I know many people who did not follow these guidelines, who swore that their daughter would only sleep on her tummy (and that mom was exhausted) who swore by their insert not CDC approved sleeping bed/pillow etc -and those kids are all, I am happy to report, very happy healthy two to ten year olds. 

And.  Read these, and if you read nothing else, read the bottom.

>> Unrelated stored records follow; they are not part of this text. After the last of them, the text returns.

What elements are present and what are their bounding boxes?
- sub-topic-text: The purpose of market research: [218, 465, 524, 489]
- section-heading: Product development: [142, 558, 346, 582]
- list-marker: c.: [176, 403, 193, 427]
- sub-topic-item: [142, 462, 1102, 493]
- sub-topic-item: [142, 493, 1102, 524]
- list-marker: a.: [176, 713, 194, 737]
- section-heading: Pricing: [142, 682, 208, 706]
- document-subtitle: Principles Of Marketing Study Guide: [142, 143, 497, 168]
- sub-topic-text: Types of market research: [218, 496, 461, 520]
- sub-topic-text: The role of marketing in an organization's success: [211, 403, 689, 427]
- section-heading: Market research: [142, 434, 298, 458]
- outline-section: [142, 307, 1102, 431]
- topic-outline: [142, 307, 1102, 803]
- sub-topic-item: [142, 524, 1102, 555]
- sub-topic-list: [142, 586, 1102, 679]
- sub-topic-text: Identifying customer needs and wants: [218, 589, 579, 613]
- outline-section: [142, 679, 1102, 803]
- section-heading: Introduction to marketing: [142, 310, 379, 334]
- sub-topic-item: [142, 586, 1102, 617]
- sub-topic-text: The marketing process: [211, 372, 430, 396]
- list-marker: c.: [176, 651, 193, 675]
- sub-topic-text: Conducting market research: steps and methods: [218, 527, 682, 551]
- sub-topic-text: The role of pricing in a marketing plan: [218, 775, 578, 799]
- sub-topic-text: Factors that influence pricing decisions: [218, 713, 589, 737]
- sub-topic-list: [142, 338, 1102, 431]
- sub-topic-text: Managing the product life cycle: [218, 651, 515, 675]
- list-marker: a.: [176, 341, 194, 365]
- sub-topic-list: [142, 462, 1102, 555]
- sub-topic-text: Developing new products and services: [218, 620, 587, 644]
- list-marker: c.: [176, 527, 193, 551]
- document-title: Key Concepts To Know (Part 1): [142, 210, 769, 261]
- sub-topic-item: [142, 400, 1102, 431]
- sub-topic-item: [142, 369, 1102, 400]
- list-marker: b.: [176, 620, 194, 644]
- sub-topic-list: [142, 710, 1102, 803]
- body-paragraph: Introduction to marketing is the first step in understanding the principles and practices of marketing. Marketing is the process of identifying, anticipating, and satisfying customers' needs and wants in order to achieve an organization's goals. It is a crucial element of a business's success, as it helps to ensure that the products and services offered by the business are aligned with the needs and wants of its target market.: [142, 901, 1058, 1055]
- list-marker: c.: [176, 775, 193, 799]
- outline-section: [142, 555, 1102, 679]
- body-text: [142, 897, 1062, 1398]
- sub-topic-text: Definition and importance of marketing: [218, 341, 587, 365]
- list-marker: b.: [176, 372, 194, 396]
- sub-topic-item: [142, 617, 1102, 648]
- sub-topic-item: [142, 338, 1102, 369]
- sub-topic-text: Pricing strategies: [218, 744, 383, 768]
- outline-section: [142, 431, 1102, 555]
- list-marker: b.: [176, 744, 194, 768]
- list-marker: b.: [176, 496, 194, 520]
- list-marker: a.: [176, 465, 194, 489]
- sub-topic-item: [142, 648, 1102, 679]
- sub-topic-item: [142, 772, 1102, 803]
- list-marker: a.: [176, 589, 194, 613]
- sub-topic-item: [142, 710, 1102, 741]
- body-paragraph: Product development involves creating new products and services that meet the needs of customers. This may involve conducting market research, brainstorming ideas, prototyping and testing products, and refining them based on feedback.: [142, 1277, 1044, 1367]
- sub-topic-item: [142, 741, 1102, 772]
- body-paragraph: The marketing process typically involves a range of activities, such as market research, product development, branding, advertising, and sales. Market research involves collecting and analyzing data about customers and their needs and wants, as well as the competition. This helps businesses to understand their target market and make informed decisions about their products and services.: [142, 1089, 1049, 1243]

Being the parent of a newborn is wonderful-and hard!  The temptation to ignore these sometimes is real.  I get it.  But. You can follow them.  Get the support that you need. Follow them.

Safe Sleep Guidelines

  • The incidence of SIDS has declined significantly since the National Institute of Child Health started the Back To Sleep(now called Safe to Sleep) campaign.  Rates declined  from 130 deaths per 100,000 live births in 1990 to 35 deaths per 100,000 live births in 2017.
  • There is no immediately obvious cause for SIDS deaths, but there are obvious measures to avoid it as indicate by the numbers above.
  • SIDS in not suffocation
  • SIDS occurs when the 3 following components intersect.
    • the baby is in the critical development period, which is birth to 6 months.
    • there are outside stressors listed below
    • the third is a less clear component which may be a physiological glitch in an infant’s brain stem which cannot be seen.
  • The American Academy of Pediatrics has set the following Safe Sleep Guidelines to prevent SIDS
    • Sleep position. Baby must be placed on their back to sleep.
    • Infants bedding should be firm and covered with a fitted sheet.
    • No soft objects, blanket, pillow, bumpers etc. should ever be in baby’s crib or bassinet during the critical development period
    • Cribs bassinets and play yards must conform with consumer product safety commission standards. Older cribs may not be safe, no matter how sweet.
    • There are studies supporting the idea that breastmilk indicates a decrease in SIDS, although if your baby cannot be breastfed, then your baby will not be breastfed, and following the other guidelines will be done. No stress. 
    • It is recommended that infants sleep in the same room as parent/s for the first 6 months of life, but not in the same bed as the parent/s.
    • Pacifiers are suggested to be considered as studies have shown that use of pacifiers during sleep may decrease the risk of SIDS
    • No smoking (cigarettes or weed, just sayin') while pregnant and no smoke in the baby’s home. Smoking while pregnant and smoke in baby’s newborn environment have been linked to an increased risk of SIDS. (This we assume to mean all smoke although there is no study that we have found on marijuana, but smoke is smoke.)
    • Avoid alcohol and drugs during pregnancy and after delivery
    • Avoid overheating an infant and avoid covering the head of a sleeping infant
    • Do not use any commercial product which are not consistent with the American Academy of Pediatrics safe sleep recommendations. (Basically there are products on the market which claim to decrease SIDS, the AAP does not endorse or support any of these.
    • It is recommended that baby be placed skin to skin immediately after delivery.
Given that there is no way currently to know if your baby is a vulnerable infant-the glitch or whatever it is that makes an infant vulnerable-it is worth following the AAP guidelines as they have been proven successful at significantly reducing the incidence of SIDS.